The exhibition presents two new large-format canvases based on charcoal drawings by Niko Abramidis &NE. The compositions each combine different time horizons in the surface to create a visionary-fictional narrative in which allegorical beings interact with each other. In those in the know (2024), the protagonist Oldfashioned-A, who stands for old values such as modernity, finds himself at a crossroads where foreign manipulative forces are at work. In focus warriors (2024), Niko Abramidis &NE presents a larger-than-life snake next to him with a globe in its glowing eyes as a symbol of globalization and the new economies associated with it. In these pictorial worlds, the individual protagonists embody values and systems, whereby they cannot be clearly divided into good and evil, thus making it possible to depict the increasing complexity of a global world, its crises and markets. The characters, reminiscent of comic figures, are worked out in the sharp-edged drawing style typical of the artist, which allows the symbolic content to come to the fore in the simplicity of the execution.
In the Cryptic Machine Prototypes series by Niko Abramidis &NE, languages and technologies from different times seem to meet and form an archaeology of the future. The artist lasers sharp-edged cut-outs into the raw steel surfaces, which are distorted in perspective or even appear fractured out. Colored light penetrates through their openings, as well as fragments of text and screens that hint at possible functions as automatons, but whose modes of operation are obscured.
The integrated videos play with the aesthetics of image films with romanticized shots of nature that are reminiscent of greenwashing campaigns by large companies. These are repeatedly interrupted by program sequences with source texts in which well-known figures from Niko Abramidis &NE‘s graphic cosmos can be recognized as images made up of punctuation marks in so-called ASCII art. This digital sign language served as the basis for today‘s emojis. The artist thus illustrates how new (digital) language forms are constantly overlapping, building on each other and leading to new communication systems and visual languages. The short text messages such as “Cover Blow”, “Do the Trick” or “Strong Belief” are reminiscent of catchy advertising slogans and thus once again provide open-ended references to the fictitious or former functions of these machines.
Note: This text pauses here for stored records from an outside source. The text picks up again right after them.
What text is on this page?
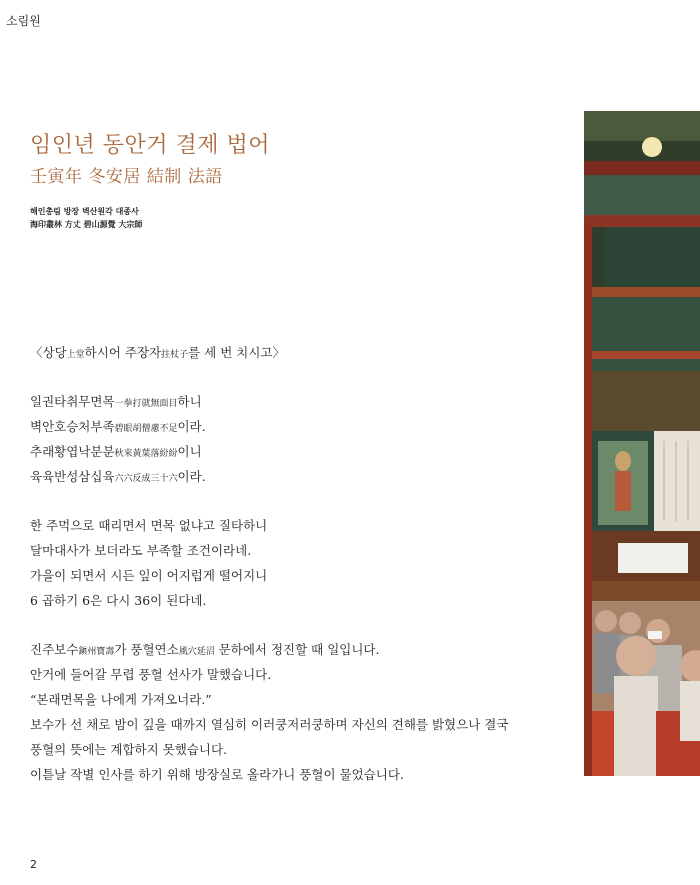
소림원
임인년 동안거 결제 법어
壬寅年 冬安居 結制 法語
해인총림 방장 벽산원각 대종사
海印叢林 方丈 碧山源覺 大宗師
〈상당上堂하시어 주장자拄杖子를 세 번 치시고〉
일권타취무면목一拳打就無面目하니
벽안호승처부족碧眼胡僧慮不足이라.
추래황엽낙분분秋來黃葉落紛紛이니
육육반성삼십육六六反成三十六이라.
한 주먹으로 때리면서 면목 없냐고 질타하니
달마대사가 보더라도 부족할 조건이라네.
가을이 되면서 시든 잎이 어지럽게 떨어지니
6 곱하기 6은 다시 36이 된다네.
진주보수鎭州寶壽가 풍혈연소風穴延沼 문하에서 정진할 때 일입니다.
안거에 들어갈 무렵 풍혈 선사가 말했습니다.
“본래면목을 나에게 가져오너라.”
보수가 선 채로 밤이 깊을 때까지 열심히 이러쿵저러쿵하며 자신의 견해를 밝혔으나 결국
풍혈의 뜻에는 계합하지 못했습니다.
이튿날 작별 인사를 하기 위해 방장실로 올라가니 풍혈이 물었습니다.
2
For his exhibition, Niko Abramidis &NE has designed a narrative installation with the neon light work Sage Serpent and the neo classic table with accessories for temporary unreachable poetic dialogue (both 2024). Papers with drawings and notes are scattered on the walls and floor in an impossible attempt to decipher the present. As if fallen out of time, the installation illustrates an ongoing work process in which research and accumulations of material overlap. As if the work had just been interrupted for a brief moment, the receiver of an old marble telephone with a rotary dial lies on the small bistro table. The artist shows a bygone analog working world in which, however, a conversation is taking place over the telephone that may be able to bridge the distance to another time.
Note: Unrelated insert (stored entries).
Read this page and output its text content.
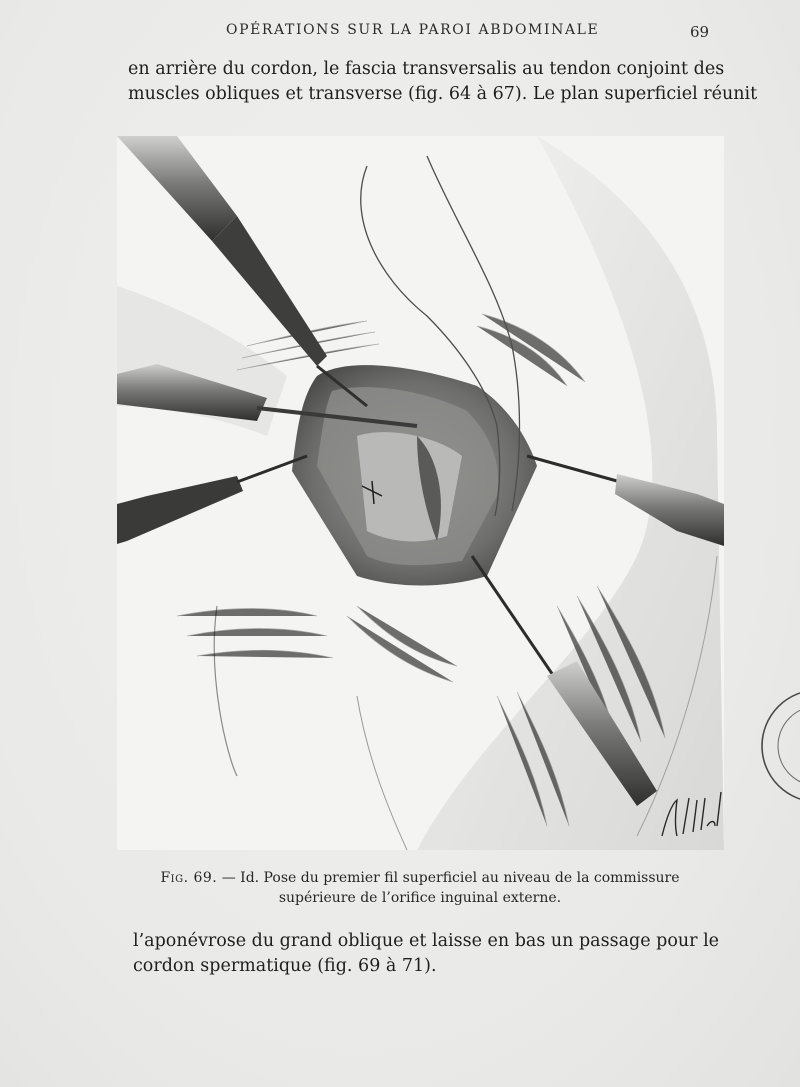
OPÉRATIONS SUR LA PAROI ABDOMINALE	69
en arrière du cordon, le fascia transversalis au tendon conjoint des
muscles obliques et transverse (fig. 64 à 67). Le plan superficiel réunit
Fig. 69. — Id. Pose du premier fil superficiel au niveau de la commissure
supérieure de l’orifice inguinal externe.
l’aponévrose du grand oblique et laisse en bas un passage pour le
cordon spermatique (fig. 69 à 71).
In the RSRCH PNL series of works (2023-2024), Niko Abramidis &NE combines elements from the cosmos of his fictional financial worlds to create new narrative images, cycles and strategic plans. Seemingly like pinboards or magnetic boards made of silver-sprayed wood with attached drawings and relics of the old economy, he makes his “research” visible. In RSRCH PNL (Hydra Time) (2024), the heads of a Hydra look in different directions, alluding to the different time axes of past, present and future. A small head on the left also wears a wristwatch like a necklace, which literally points to its attachment to the present time. The fight against the Hydra, which is constantly growing new heads, is just as futile as the fight against time. The work illustrates how wisdom and knowledge are tied to time as a fundamental resource through which know-how can be acquired and passed on or lost.